Virtual Machine Log and Email Examples

Take a note that if you deleted the email sent by "no-reply@tensorsharing.com", you closed the web-page or navigated away from the https://www.tensorsharing.com/hire, and you do not have the Tensor Sharing account, you can still recover your access to the virtual machine by creating a new Tensor Sharing account with the same email address that you used for the payment. If you already have the Tensor Sharing account, hired virtual machines will always be visible in your dashboard. However, if you cannot access the selected email address, and you cannot sign in to your Tensor Sharing account, you will not be able to control or access the virtual machine you just hired when https://www.tensorsharing.com/hire is closed.

JupyterLab

It will take two or three minutes, on average, before the virtual machine spins up and some content appears when you click on the "Open" button. For security reasons, the URL of the virtual machine, has the following format: "https://[ID].vm.sharedtensors.com/?TS-Authorization=[TOKEN]". Do not share this link or the TS-Authorization token with anyone! It gives you secure access to your virtual machine.


Even though the size of the cschranz/gpu-jupyter image is small for this type of environment, it still may take some time before it is downloaded and deployed. You can track the progress on the virtual machine web-page.

Virtual Machine Progress Example

Once the Docker container is up and running, you can enter JupyterLab.

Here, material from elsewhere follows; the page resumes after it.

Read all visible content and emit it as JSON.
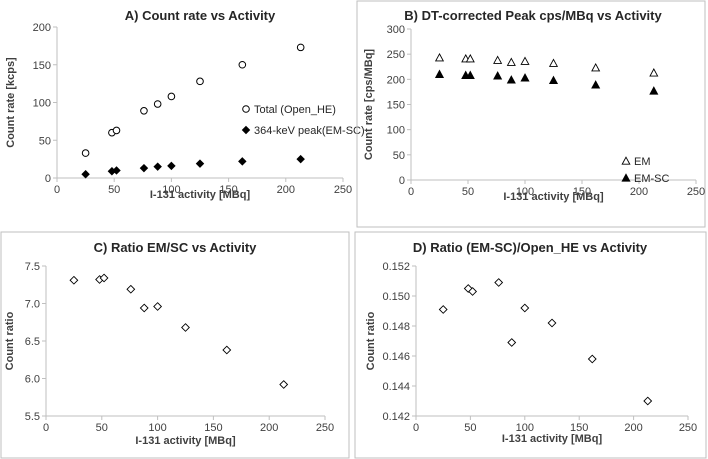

The default password is "gpu-jupyter". It is out of the scope of this tutorial, but it is possible to get rid of the password requirement or to change the password by implementing an appropriate "Initialization Script", when the environment is selected. However, the JupyterLab password does not affect the overall security of the notebooks saved on your virtual machine.

JupyterLab Dashboard

Select the Python 3 Kernel, to open a new notebook, and write your first script, which will run on the hardware you hired.

Python Script Printing GPUs

Have fun writing your scripts and use Tensor Sharing to speed up your work, by hiring the affordable processing power owned by ordinary citizens. Have a nice day!